“Dovevano avvertirmi subito: la mia presenza in quegli istanti in cui Andrea era ancora vigile in acqua sarebbe stata decisiva”. Sono le parole cariche di dolore di Monica Stagnaro, madre di Andrea De Mattei, il quattordicenne che nel gennaio 2023 perse la vita per ipotermia dopo due giorni di agonia, a seguito di un tragico incidente in canoa nel fiume Entella, a Chiavari. Ieri, mercoledì 18 marzo, la donna ha rilasciato la sua deposizione in aula nel corso del processo che vede imputati sei vigili del fuoco e due istruttori della società sportiva presso la quale il giovane si allenava.

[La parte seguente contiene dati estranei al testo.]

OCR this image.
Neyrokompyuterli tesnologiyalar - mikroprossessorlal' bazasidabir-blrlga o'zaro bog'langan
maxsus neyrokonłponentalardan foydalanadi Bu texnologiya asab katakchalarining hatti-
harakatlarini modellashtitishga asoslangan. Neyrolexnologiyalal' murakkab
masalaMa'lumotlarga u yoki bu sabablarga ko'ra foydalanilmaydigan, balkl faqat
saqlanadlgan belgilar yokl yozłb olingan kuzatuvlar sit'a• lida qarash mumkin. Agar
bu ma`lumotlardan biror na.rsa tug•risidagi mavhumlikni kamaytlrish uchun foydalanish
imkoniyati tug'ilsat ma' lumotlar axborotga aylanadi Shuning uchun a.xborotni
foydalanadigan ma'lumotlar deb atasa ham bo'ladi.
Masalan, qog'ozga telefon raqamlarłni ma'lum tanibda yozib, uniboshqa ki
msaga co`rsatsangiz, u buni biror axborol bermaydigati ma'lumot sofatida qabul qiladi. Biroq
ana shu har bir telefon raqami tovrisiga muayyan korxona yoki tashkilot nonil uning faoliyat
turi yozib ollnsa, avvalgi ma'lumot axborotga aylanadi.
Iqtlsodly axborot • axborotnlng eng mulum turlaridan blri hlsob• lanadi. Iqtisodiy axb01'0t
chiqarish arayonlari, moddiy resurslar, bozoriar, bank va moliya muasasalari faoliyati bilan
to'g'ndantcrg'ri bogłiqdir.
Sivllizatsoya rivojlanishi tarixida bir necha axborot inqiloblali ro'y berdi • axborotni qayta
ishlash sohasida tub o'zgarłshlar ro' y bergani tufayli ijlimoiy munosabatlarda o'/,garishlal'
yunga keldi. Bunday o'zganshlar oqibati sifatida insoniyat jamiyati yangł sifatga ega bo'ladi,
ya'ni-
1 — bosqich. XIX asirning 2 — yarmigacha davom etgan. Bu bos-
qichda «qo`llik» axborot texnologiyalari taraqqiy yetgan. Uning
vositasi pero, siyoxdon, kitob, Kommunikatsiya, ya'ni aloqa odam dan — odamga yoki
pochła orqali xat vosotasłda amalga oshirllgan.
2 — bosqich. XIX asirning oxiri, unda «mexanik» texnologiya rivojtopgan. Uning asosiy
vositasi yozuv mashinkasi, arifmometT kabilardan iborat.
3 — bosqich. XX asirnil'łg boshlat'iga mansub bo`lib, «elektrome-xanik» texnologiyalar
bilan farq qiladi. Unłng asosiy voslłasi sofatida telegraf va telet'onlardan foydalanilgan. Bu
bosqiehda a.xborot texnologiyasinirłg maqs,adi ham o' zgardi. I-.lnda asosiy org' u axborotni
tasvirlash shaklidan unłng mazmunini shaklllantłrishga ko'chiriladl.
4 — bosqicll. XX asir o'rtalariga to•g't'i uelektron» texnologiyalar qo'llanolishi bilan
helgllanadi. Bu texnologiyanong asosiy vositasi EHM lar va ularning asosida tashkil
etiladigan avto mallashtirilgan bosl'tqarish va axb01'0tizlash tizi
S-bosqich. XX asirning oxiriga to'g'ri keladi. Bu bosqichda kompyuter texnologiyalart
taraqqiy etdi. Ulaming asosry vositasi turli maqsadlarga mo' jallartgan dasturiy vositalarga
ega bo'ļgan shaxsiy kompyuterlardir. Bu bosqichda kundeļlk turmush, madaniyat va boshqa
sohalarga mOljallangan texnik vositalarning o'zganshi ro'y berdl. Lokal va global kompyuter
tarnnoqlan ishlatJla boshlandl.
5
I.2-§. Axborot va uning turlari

Ripercorsi i drammatici momenti di quel pomeriggio
Assistita dal legale Rachele De Stefanis, la madre ha ripercorso i drammatici momenti di quel pomeriggio: si trovava all’allenamento di calcio della figlia minore quando è stata contattata da uno degli istruttori. In quel momento, però, Andrea era già bloccato tra le acque da ben 45 minuti.
“Sono arrivata che lo avevano appena portato a riva, era già privo di sensi e stavano tentando di rianimarlo”, ha raccontato con amarezza.
Dalle parole della donna emerge anche un retroscena sul rapporto tra Andrea e la canoa. Il ragazzo, che praticava lo sport dal 2021 principalmente in mare, aveva avuto un precedente segnale di paura: durante una gara fluviale avvenuta qualche mese prima dell’incidente, era rimasto incastrato contro un argine. Sebbene soccorso immediatamente, quell’episodio lo aveva scosso al punto da fargli desiderare di abbandonare la disciplina.
“Fui io a spronarlo a non mollare”, ha ammesso la madre, spiegando come il legame con i compagni di squadra lo avesse poi convinto a tornare in barca con entusiasmo.
Un trauma, quello della perdita del figlio, che ha segnato profondamente anche la vita lavorativa di Monica Stagnaro. Di professione educatrice, la donna ha confessato davanti alla corte di non sentirsi più emotivamente e professionalmente in grado di svolgere il proprio mestiere dopo quanto accaduto.